As former US secretary of state Henry Kissinger once said: control oil and you control nations; control food and you control the people; control currency and you control the world economy.
Controlling the world's oil supplies contributes an important part to the US' world hegemony.
Obviously, the US and its allies do not want to see China and Russia join hands in dealing with the Syrian crisis, as this ruins their dream of controlling the oil in the Middle East. They are trying to alienate China and Russia.
US Secretary of State Hillary Clinton went so far as to claim that Russia and China's position undermines the efforts of international community to pressure the Assad government.
However, China and Russia are committed to upholding the Charter of the United Nations and maintaining peace in the Middle East.
The bloody realities after the Cold War show that Western humanitarian intervention often results in even greater humanitarian crises.
China and Russia are not seeking to maintain the Assad government against the will of the Syrian people. They are respecting the choice of the majority of people in Syria. The West should also respect the choice of the Syrian people. China and Russia's aim is to avoid external armed intervention, which might result in an even greater humanitarian disaster.
If the US and its Western allies insist on the use of force without a UN mandate, the consequences could be disastrous, even for the US.
Kissinger published an article in The Washington Post, "Syrian intervention risks upsetting global order", criticizing the US' rush to intervene in Syria militarily.
Kissinger pointed out military intervention, whether humanitarian or strategic, has two prerequisites.

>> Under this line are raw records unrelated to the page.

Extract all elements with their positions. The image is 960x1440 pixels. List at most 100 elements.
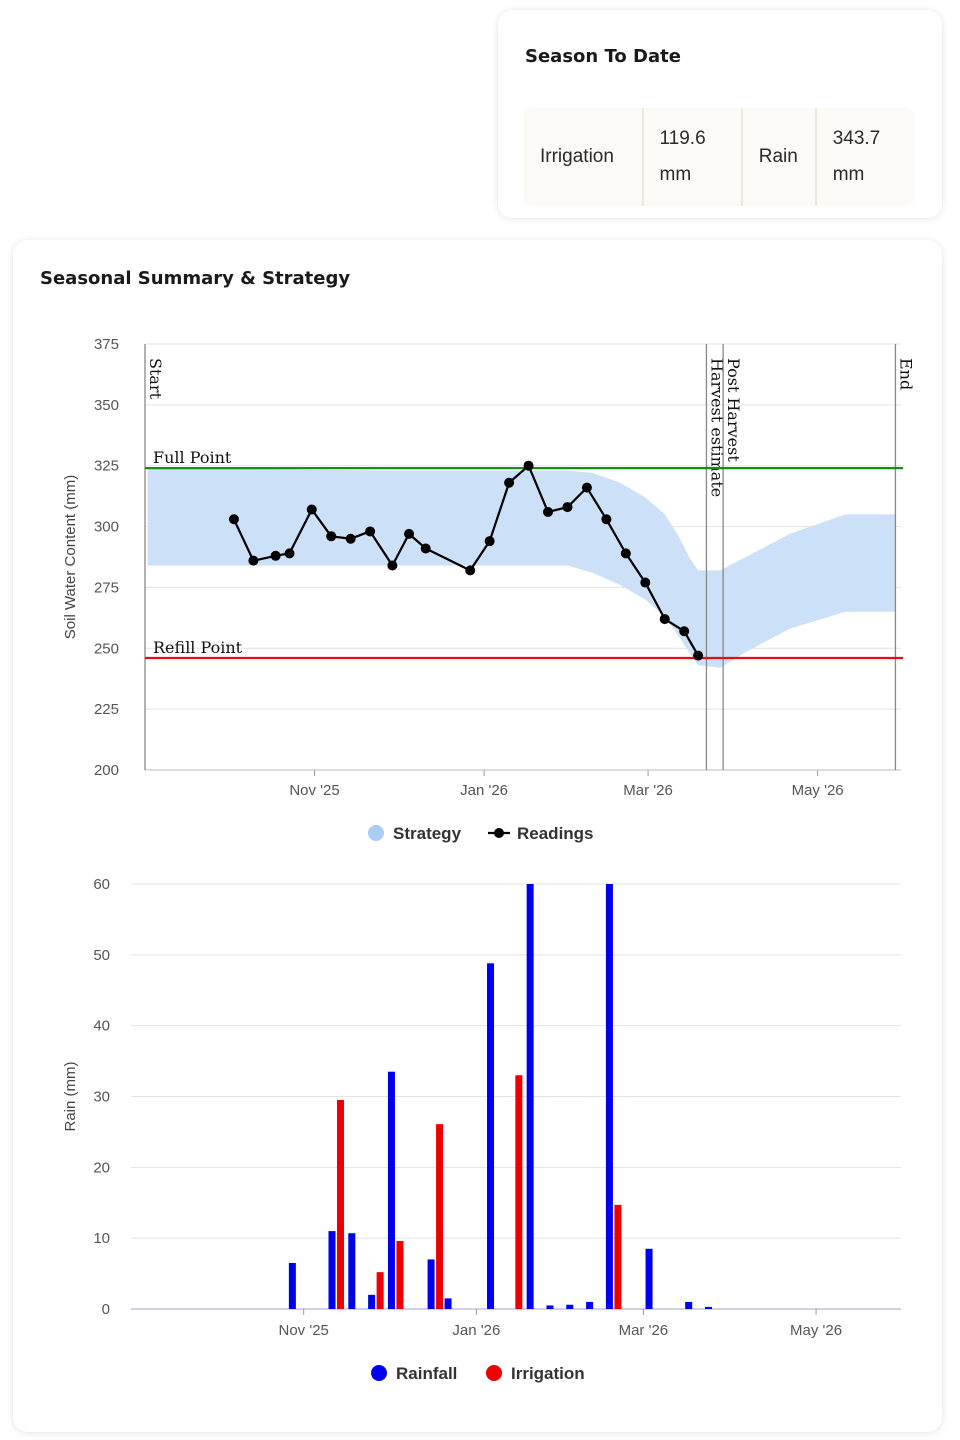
- marker-label: Post Harvest: [724, 358, 743, 462]
- rainfall-bar: [586, 1301, 594, 1309]
- irrigation-bar: [436, 1124, 444, 1309]
- y-tick-label: 0: [102, 1301, 110, 1318]
- irrigation-bar: [336, 1100, 344, 1309]
- irrigation-bar: [515, 1075, 523, 1309]
- reading-point: [387, 560, 398, 571]
- reading-point: [562, 502, 573, 513]
- y-tick-label: 375: [94, 336, 119, 353]
- y-tick-label: 250: [94, 640, 119, 657]
- reading-point: [228, 514, 239, 525]
- irrigation-unit: mm: [659, 164, 692, 185]
- marker-label: Start: [146, 358, 165, 400]
- rainfall-bar: [566, 1304, 574, 1309]
- irrigation-value: 119.6: [659, 128, 706, 149]
- y-tick-label: 300: [94, 519, 119, 536]
- x-tick-label: Mar '26: [619, 1322, 669, 1339]
- rain-label: Rain: [740, 108, 816, 206]
- y-tick-label: 20: [93, 1159, 110, 1176]
- rainfall-bar: [546, 1305, 554, 1309]
- y-tick-label: 275: [94, 579, 119, 596]
- reading-point: [306, 504, 317, 515]
- rainfall-bar: [368, 1294, 376, 1309]
- reading-point: [679, 626, 690, 637]
- rainfall-bar: [328, 1231, 336, 1309]
- y-tick-label: 50: [93, 947, 110, 964]
- reading-point: [404, 528, 415, 539]
- rain-unit: mm: [832, 164, 865, 185]
- legend-irrigation-label: Irrigation: [511, 1364, 585, 1383]
- rainfall-bar: [705, 1306, 712, 1309]
- x-tick-label: Nov '25: [278, 1322, 328, 1339]
- rainfall-bar: [685, 1301, 693, 1309]
- irrigation-bar: [396, 1241, 404, 1309]
- x-tick-label: Jan '26: [452, 1322, 500, 1339]
- legend-rainfall-swatch: [371, 1365, 387, 1381]
- rainfall-bar: [387, 1071, 395, 1309]
- seasonal-summary-card: Seasonal Summary & Strategy: [13, 240, 942, 1432]
- reading-point: [326, 531, 337, 542]
- y-axis-title: Soil Water Content (mm): [62, 475, 79, 639]
- y-tick-label: 325: [94, 458, 119, 475]
- irrigation-total: 119.6 mm: [641, 108, 742, 206]
- reading-point: [248, 555, 259, 566]
- x-tick-label: Mar '26: [623, 782, 673, 799]
- marker-label: Harvest estimate: [707, 358, 726, 497]
- rain-total: 343.7 mm: [814, 108, 914, 206]
- reading-point: [365, 526, 376, 537]
- y-tick-label: 40: [93, 1018, 110, 1035]
- rainfall-bar: [427, 1259, 435, 1309]
- x-tick-label: May '26: [792, 782, 844, 799]
- reading-point: [504, 477, 515, 488]
- y-tick-label: 60: [93, 876, 110, 893]
- irrigation-bar: [376, 1272, 384, 1309]
- x-tick-label: Jan '26: [460, 782, 508, 799]
- y-tick-label: 350: [94, 397, 119, 414]
- reading-point: [620, 548, 631, 559]
- rainfall-bar: [444, 1298, 452, 1309]
- reading-point: [523, 460, 534, 471]
- rainfall-bar: [288, 1262, 296, 1309]
- x-tick-label: Nov '25: [289, 782, 339, 799]
- irrigation-label: Irrigation: [540, 146, 614, 167]
- season-to-date-card: Season To Date Irrigation 119.6 mm Rain …: [498, 10, 942, 218]
- rainfall-bar: [487, 963, 495, 1309]
- rainfall-bar: [526, 884, 534, 1309]
- y-tick-label: 225: [94, 701, 119, 718]
- legend: Strategy Readings: [368, 824, 594, 843]
- rain-value: 343.7: [832, 128, 881, 149]
- reading-point: [543, 506, 554, 517]
- reading-point: [270, 550, 281, 561]
- y-tick-label: 200: [94, 762, 119, 779]
- reading-point: [345, 533, 356, 544]
- reading-point: [465, 565, 476, 576]
- threshold-label: Refill Point: [153, 638, 243, 657]
- rainfall-bar: [645, 1248, 653, 1309]
- reading-point: [284, 548, 295, 559]
- legend-readings-dot: [494, 828, 504, 838]
- legend-rainfall-label: Rainfall: [396, 1364, 457, 1383]
- strategy-band: [147, 468, 896, 668]
- readings-line: [232, 463, 700, 657]
- rainfall-bar: [348, 1233, 356, 1309]
- y-axis-title: Rain (mm): [62, 1061, 79, 1131]
- y-tick-label: 10: [93, 1230, 110, 1247]
- reading-point: [581, 482, 592, 493]
- seasonal-summary-title: Seasonal Summary & Strategy: [40, 268, 351, 289]
- reading-point: [693, 650, 704, 661]
- season-to-date-title: Season To Date: [525, 46, 681, 67]
- legend-irrigation-swatch: [486, 1365, 502, 1381]
- y-tick-label: 30: [93, 1089, 110, 1106]
- reading-point: [420, 543, 431, 554]
- marker-label: End: [896, 358, 915, 390]
- legend: Rainfall Irrigation: [371, 1364, 585, 1383]
- season-totals-table: Irrigation 119.6 mm Rain 343.7 mm: [524, 108, 914, 206]
- reading-point: [659, 614, 670, 625]
- legend-strategy-swatch: [368, 825, 384, 841]
- threshold-label: Full Point: [153, 448, 232, 467]
- irrigation-bar: [614, 1204, 622, 1309]
- reading-point: [484, 536, 495, 547]
- legend-readings-label: Readings: [517, 824, 594, 843]
- reading-point: [640, 577, 651, 588]
- legend-strategy-label: Strategy: [393, 824, 462, 843]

First, a consensus on governance after the overthrow of the status quo is critical. If the objective is confined to deposing a specific ruler, a new civil war could follow in the resulting vacuum, as armed groups contest the succession, and outside countries choose different sides. Second, the political objective must be explicit and achievable in a domestically sustainable time period. He said the US cannot afford to be driven into an undefined military involvement in a conflict taking on an increasingly sectarian character. In the absence of a clearly articulated strategic concept, a world order that erodes borders and merges international and civil wars can never catch its breath.
Of course, his words have been dismissed by hardliners in the US.
For China, the challenges resulting from the Syrian crisis are a test of its diplomatic maturity. As a responsible power, China, in addition to diplomatic mediation, should formulate more practical strategies to respond to Western power practices. After all, it is the West's self-interest that is the root cause of the turmoil in Syria.
The author is a professor at the School of International Studies, Renmin University of China.